Dillingham City School District Middle/High School building.
Margaret Sutherland
/
KDLG
Dillingham City School District Middle/High School building.

The City of Dillingham and the Lake and Peninsula Borough government are two of 17 Alaska municipalities and school districts that are trying to close budget shortfalls after the state cut its payments for school construction and renovation projects by roughly 25-30% this year.

The payments are part of the state's School Bond Debt Reimbursement Program, which started in the 1970s. Local governments borrowed money to pay for new or improved school facilities, and the state committed to help repay the debt over time.

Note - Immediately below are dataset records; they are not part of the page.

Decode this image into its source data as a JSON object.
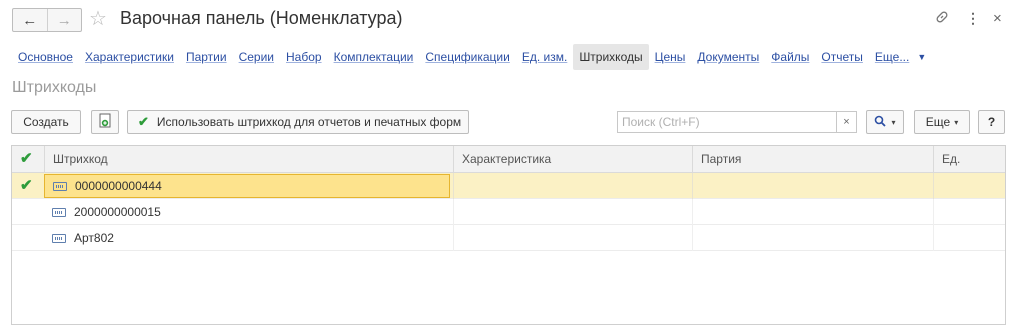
{
  "window": {
    "title": "Варочная панель (Номенклатура)",
    "back_icon": "←",
    "forward_icon": "→",
    "star_icon": "☆",
    "link_icon": "🔗",
    "menu_icon": "⋮",
    "close_icon": "×"
  },
  "tabs": [
    {
      "label": "Основное",
      "active": false
    },
    {
      "label": "Характеристики",
      "active": false
    },
    {
      "label": "Партии",
      "active": false
    },
    {
      "label": "Серии",
      "active": false
    },
    {
      "label": "Набор",
      "active": false
    },
    {
      "label": "Комплектации",
      "active": false
    },
    {
      "label": "Спецификации",
      "active": false
    },
    {
      "label": "Ед. изм.",
      "active": false
    },
    {
      "label": "Штрихкоды",
      "active": true
    },
    {
      "label": "Цены",
      "active": false
    },
    {
      "label": "Документы",
      "active": false
    },
    {
      "label": "Файлы",
      "active": false
    },
    {
      "label": "Отчеты",
      "active": false
    },
    {
      "label": "Еще...",
      "active": false
    }
  ],
  "section_title": "Штрихкоды",
  "toolbar": {
    "create_label": "Создать",
    "use_barcode_label": "Использовать штрихкод для отчетов и печатных форм",
    "search_placeholder": "Поиск (Ctrl+F)",
    "clear_icon": "×",
    "search_icon": "🔍",
    "more_label": "Еще",
    "help_label": "?"
  },
  "table": {
    "columns": [
      "Штрихкод",
      "Характеристика",
      "Партия",
      "Ед."
    ],
    "check_header": "✔",
    "rows": [
      {
        "selected": true,
        "checked": true,
        "barcode": "0000000000444",
        "characteristic": "",
        "batch": "",
        "unit": ""
      },
      {
        "selected": false,
        "checked": false,
        "barcode": "2000000000015",
        "characteristic": "",
        "batch": "",
        "unit": ""
      },
      {
        "selected": false,
        "checked": false,
        "barcode": "Арт802",
        "characteristic": "",
        "batch": "",
        "unit": ""
      }
    ]
  },
  "colors": {
    "link": "#2c4fa3",
    "check": "#2e9c3b",
    "selection": "#fbf1c5",
    "focus": "#fde38d"
  }
}
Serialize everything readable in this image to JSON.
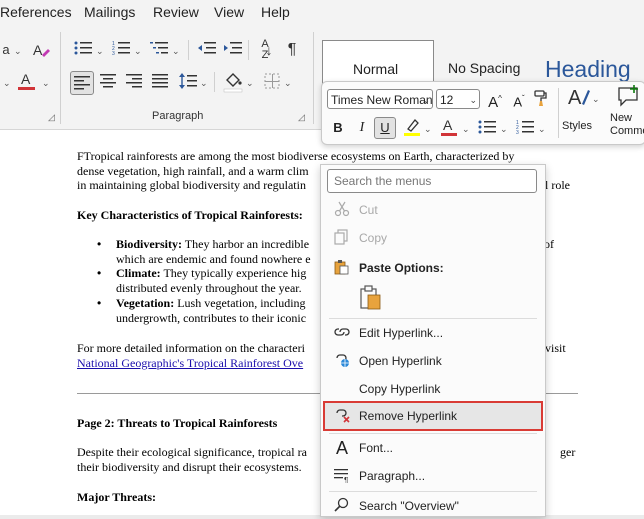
{
  "tabs": [
    "References",
    "Mailings",
    "Review",
    "View",
    "Help"
  ],
  "ribbon": {
    "paragraph_label": "Paragraph",
    "styles": [
      "Normal",
      "No Spacing",
      "Heading"
    ]
  },
  "mini_toolbar": {
    "font_name": "Times New Roman",
    "font_size": "12",
    "styles_label": "Styles",
    "new_comment_label": "New Comment",
    "bold": "B",
    "italic": "I",
    "underline": "U",
    "grow_font": "A",
    "shrink_font": "A"
  },
  "document": {
    "intro": [
      "FTropical rainforests are among the most biodiverse ecosystems on Earth, characterized by",
      "dense vegetation, high rainfall, and a warm clim",
      "in maintaining global biodiversity and regulatin"
    ],
    "intro_tail_1": "l role",
    "key_heading": "Key Characteristics of Tropical Rainforests:",
    "bullets": [
      {
        "title": "Biodiversity:",
        "line1": "They harbor an incredible",
        "line2": "which are endemic and found nowhere e",
        "tail": "of"
      },
      {
        "title": "Climate:",
        "line1": "They typically experience hig",
        "line2": "distributed evenly throughout the year.",
        "tail": ""
      },
      {
        "title": "Vegetation:",
        "line1": "Lush vegetation, including",
        "line2": "undergrowth, contributes to their iconic",
        "tail": ""
      }
    ],
    "more_info": "For more detailed information on the characteri",
    "more_info_tail": "visit",
    "link_text": "National Geographic's Tropical Rainforest Ove",
    "page2_heading": "Page 2: Threats to Tropical Rainforests",
    "despite": [
      "Despite their ecological significance, tropical ra",
      "their biodiversity and disrupt their ecosystems."
    ],
    "despite_tail": "ger",
    "major_threats": "Major Threats:"
  },
  "context_menu": {
    "search_placeholder": "Search the menus",
    "cut": "Cut",
    "copy": "Copy",
    "paste_options": "Paste Options:",
    "edit_hyperlink": "Edit Hyperlink...",
    "open_hyperlink": "Open Hyperlink",
    "copy_hyperlink": "Copy Hyperlink",
    "remove_hyperlink": "Remove Hyperlink",
    "font": "Font...",
    "paragraph": "Paragraph...",
    "search_overview": "Search \"Overview\""
  },
  "colors": {
    "font_color_bar": "#d13438",
    "highlight_bar": "#ffff00",
    "link": "#1a0dab",
    "selection_box": "#d93b35"
  }
}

The proposed reduction to the bond reimbursement program originated in the Senate Finance Committee last session. Bristol Bay Representative and House Speaker Bryce Edgmon says the Legislature had to cut costs for several projects to balance the budget and avoid dipping into the state's savings account, the Constitutional Budget Reserve.

The cost for the state to fully fund projects under the program would have been roughly $47 million a year. The reduction cut roughly $12 million of that.

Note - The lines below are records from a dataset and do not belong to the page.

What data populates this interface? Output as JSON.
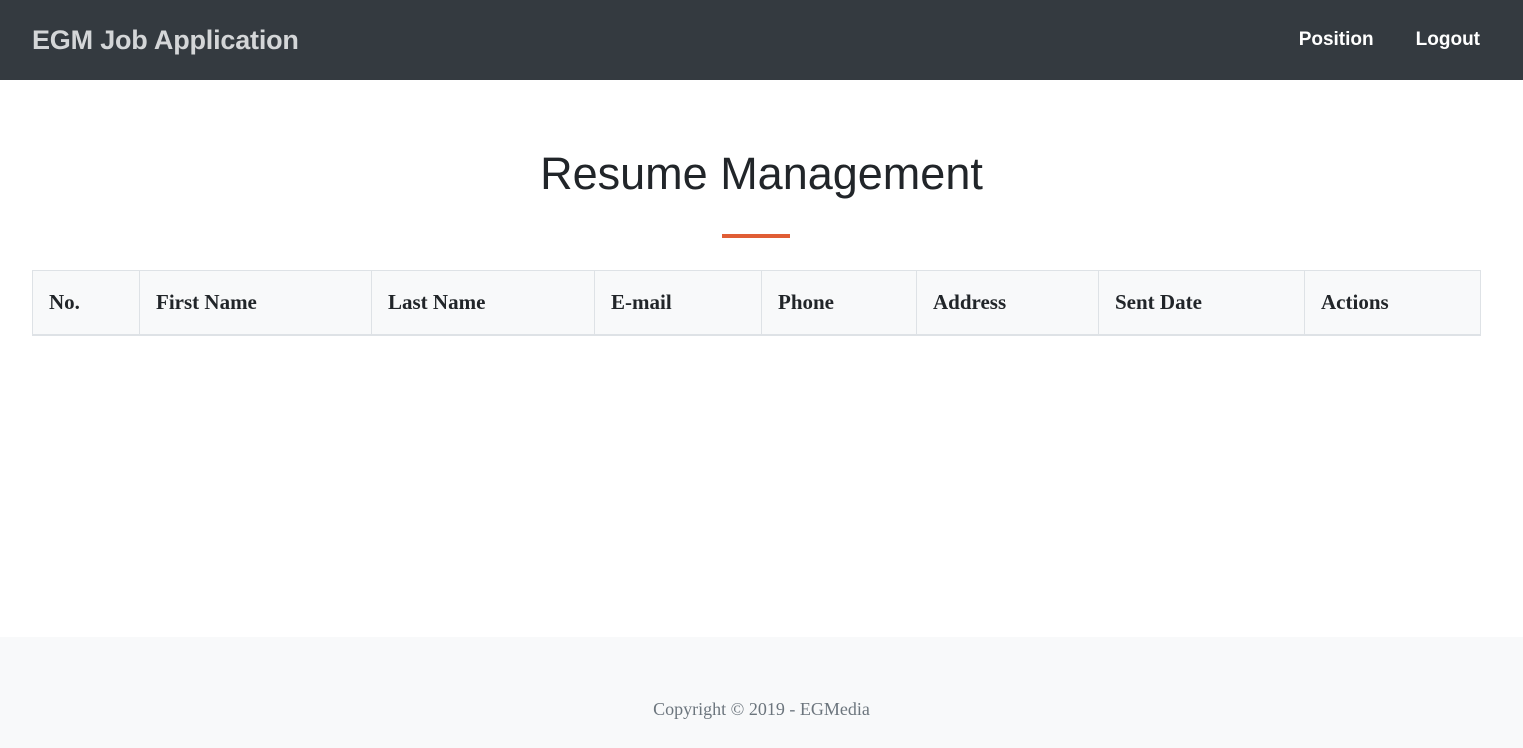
{
  "navbar": {
    "brand": "EGM Job Application",
    "links": [
      "Position",
      "Logout"
    ]
  },
  "main": {
    "title": "Resume Management",
    "table": {
      "columns": [
        "No.",
        "First Name",
        "Last Name",
        "E-mail",
        "Phone",
        "Address",
        "Sent Date",
        "Actions"
      ],
      "rows": []
    }
  },
  "footer": {
    "copyright": "Copyright © 2019 - EGMedia"
  },
  "colors": {
    "navbar_bg": "#343a40",
    "accent": "#e05d35",
    "footer_bg": "#f8f9fa"
  }
}
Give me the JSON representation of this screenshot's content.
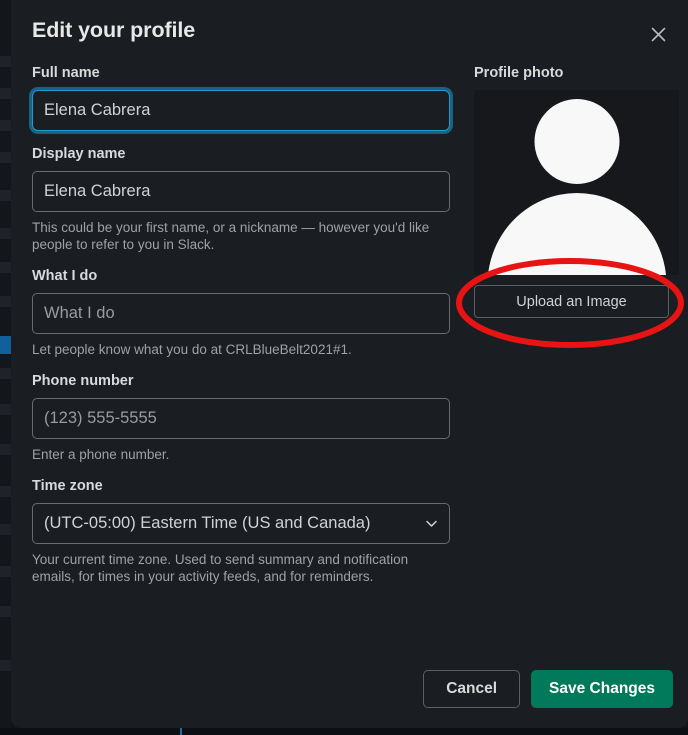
{
  "modal": {
    "title": "Edit your profile",
    "close_icon": "close-icon"
  },
  "form": {
    "full_name": {
      "label": "Full name",
      "value": "Elena Cabrera",
      "placeholder": "Full name",
      "focused": true
    },
    "display_name": {
      "label": "Display name",
      "value": "Elena Cabrera",
      "placeholder": "Display name",
      "helper": "This could be your first name, or a nickname — however you'd like people to refer to you in Slack."
    },
    "what_i_do": {
      "label": "What I do",
      "value": "",
      "placeholder": "What I do",
      "helper": "Let people know what you do at CRLBlueBelt2021#1."
    },
    "phone_number": {
      "label": "Phone number",
      "value": "",
      "placeholder": "(123) 555-5555",
      "helper": "Enter a phone number."
    },
    "time_zone": {
      "label": "Time zone",
      "value": "(UTC-05:00) Eastern Time (US and Canada)",
      "helper": "Your current time zone. Used to send summary and notification emails, for times in your activity feeds, and for reminders.",
      "chevron_icon": "chevron-down-icon"
    }
  },
  "photo": {
    "label": "Profile photo",
    "avatar_icon": "default-avatar-icon",
    "upload_label": "Upload an Image"
  },
  "annotation": {
    "shape": "red-ellipse-highlight",
    "color": "#e81414",
    "target": "Upload an Image"
  },
  "footer": {
    "cancel_label": "Cancel",
    "save_label": "Save Changes",
    "save_color": "#007a5a"
  },
  "colors": {
    "modal_background": "#1a1d21",
    "app_background": "#121417",
    "focus_ring": "#1d9bd1",
    "text_primary": "#d9dadb",
    "text_helper": "#9fa1a4"
  }
}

"When you start looking at the finances of a small, first-class community like the city of Dillingham, that reduction is quite meaningful to their bottom line," Edgmon said. "I would also point out it signifies how tight the budget really is getting down in Juneau, with costs increasing at every turn."

'A huge chunk of money' from Dillingham's budget

In 2015, the Alaska Legislature paused funding of new projects for 10 years, a moratorium that expired on July 1. But the state kept paying for pre-moratorium debt, like for a $15 million bond Dillingham voters approved in 2008 to pay for repairs to Dillingham school facilities.

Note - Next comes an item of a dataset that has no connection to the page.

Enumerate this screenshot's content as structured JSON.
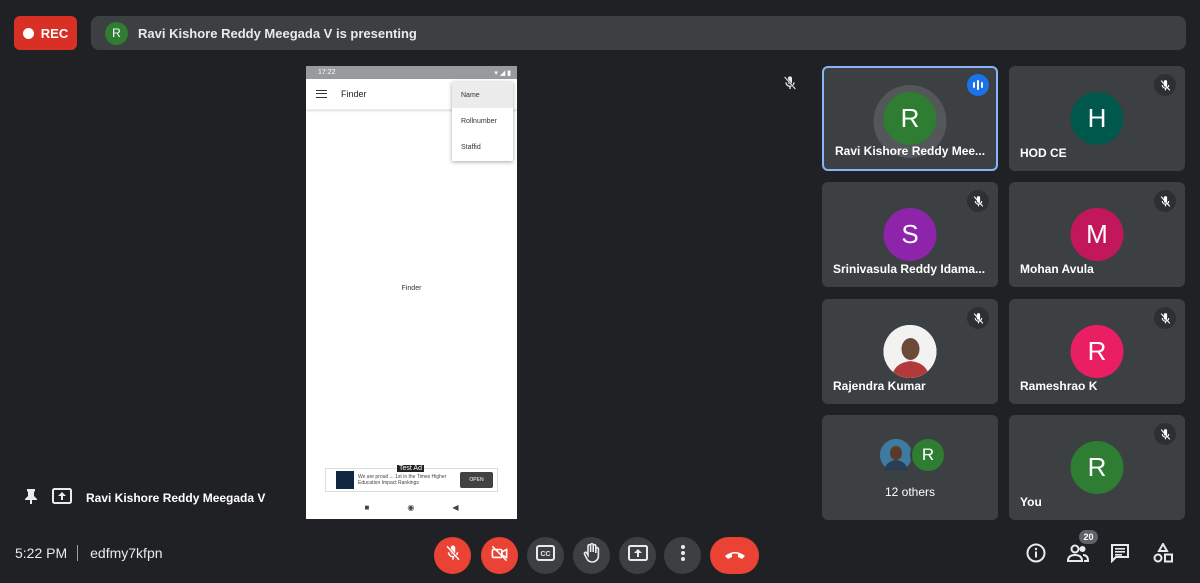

"The state said, 'Listen, we'll help support you, you go out and get the bond. We are going to reimburse you for 70% of that bond,'" said Anita Fuller, finance director for the City of Dillingham.

Fuller said that in normal years, the city paid the remaining 30%, primarily with local tax revenue. But this year, the state cut its help with the debt by $231,000, roughly 30% of its commitment to Dillingham's schools.

"That's a huge chunk of money because that's $231,000 that we just lost," Fuller said. "Somebody's paying that school bond. If the state's not, then that means we are."

All 17 districts and municipalities in the program face the same roughly 30% cut. In the Lake and Peninsula Borough, district officials say that amounts to a roughly $250,000 cut — about 8.5% of the borough's total education budget for the year.

Lake and Peninsula Borough officials say they will have to shift money from other commitments or drain their reserves to close the gap.

Meanwhile, Dillingham's city council introduced a revised budget at a special meeting earlier this month to make up for the lost funding.

Various departments are facing cuts, though Fuller says they can't all be attributed to the loss in bond reimbursement because there were other budget changes to account for.

But she says the cut pulls from the finite amount of money available for all departments.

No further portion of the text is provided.